Eraserhead is my most spiritual movie. No one understands when I say that, but it is. Eraserhead was growing in a certain way, and I didn’t know what it meant. I was looking for a key to unlock what these sequences were saying. Of course, I understood some of it; but I didn’t know the thing that just pulled it all together. And it was a struggle. So I got out my Bible and I started reading. And one day, I read a sentence. And I closed the Bible, because that was it; that was it. And then I saw the thing as a whole. And it fulfilled this vision for me, 100 percent. I don’t think I’ll ever say what that sentence was.

I like the saying "The world is as you are." And I think films are as you are. That's why, although the frames of a film are always the same — the same number, in the same sequence, with the same sounds — every screening is different. The difference is sometimes subtle but it's there. It depends on the audience. There is a circle that goes from the audience to the film and back. Each person is looking and thinking and feeling and coming up with his or her own sense of things. And it's probably different from what I fell in love with. So you don’t know how it's going to hit people. But if you thought about how it's going to hit people, or if it's going to hurt someone, or if it's going to do this or do that, then you would have to stop making films. You just do these things that you fall in love with, and you never know what's going to happen.

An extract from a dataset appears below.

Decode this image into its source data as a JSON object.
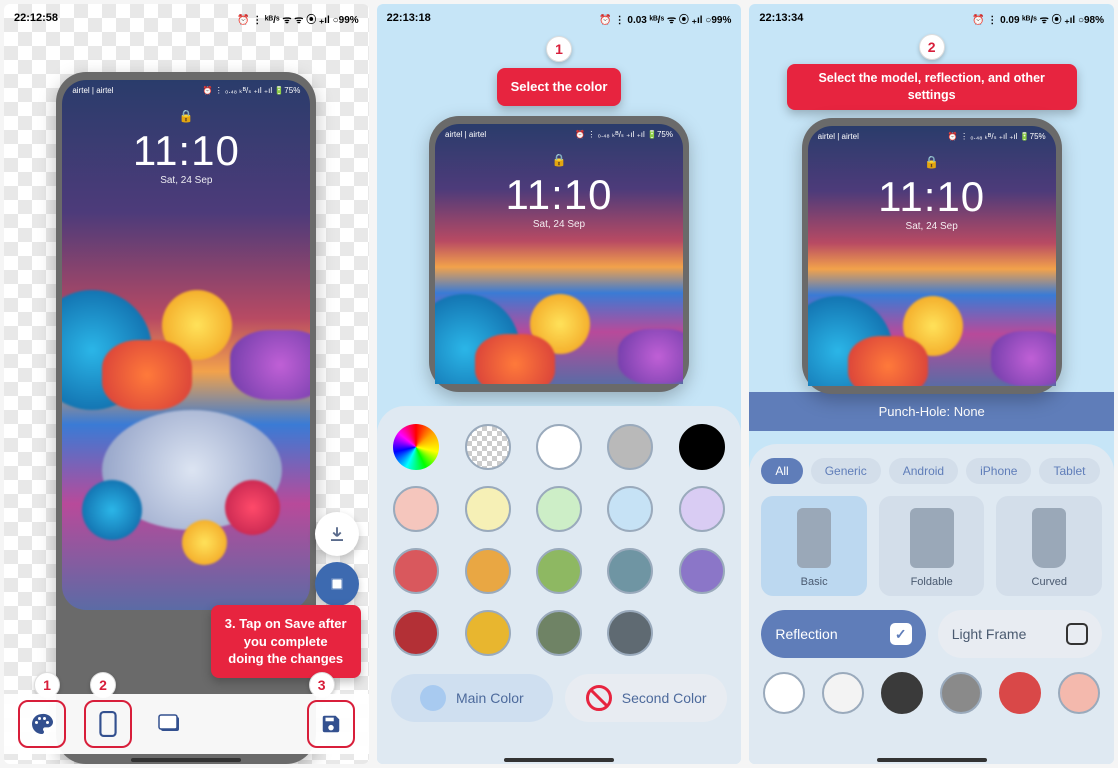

Being in darkness and confusion is interesting to me. But behind it you can rise out of that and see things the way they really are. That there is some sort of truth to the whole thing, if you could just get to that point where you could see it, and live it, and feel it ... I think it is a long, long, way off. In the meantime there's suffering and darkness and confusion and absurdities, and it's people kind of going in circles. It's fantastic. It's like a strange carnival: it's a lot of fun, but it's a lot of pain.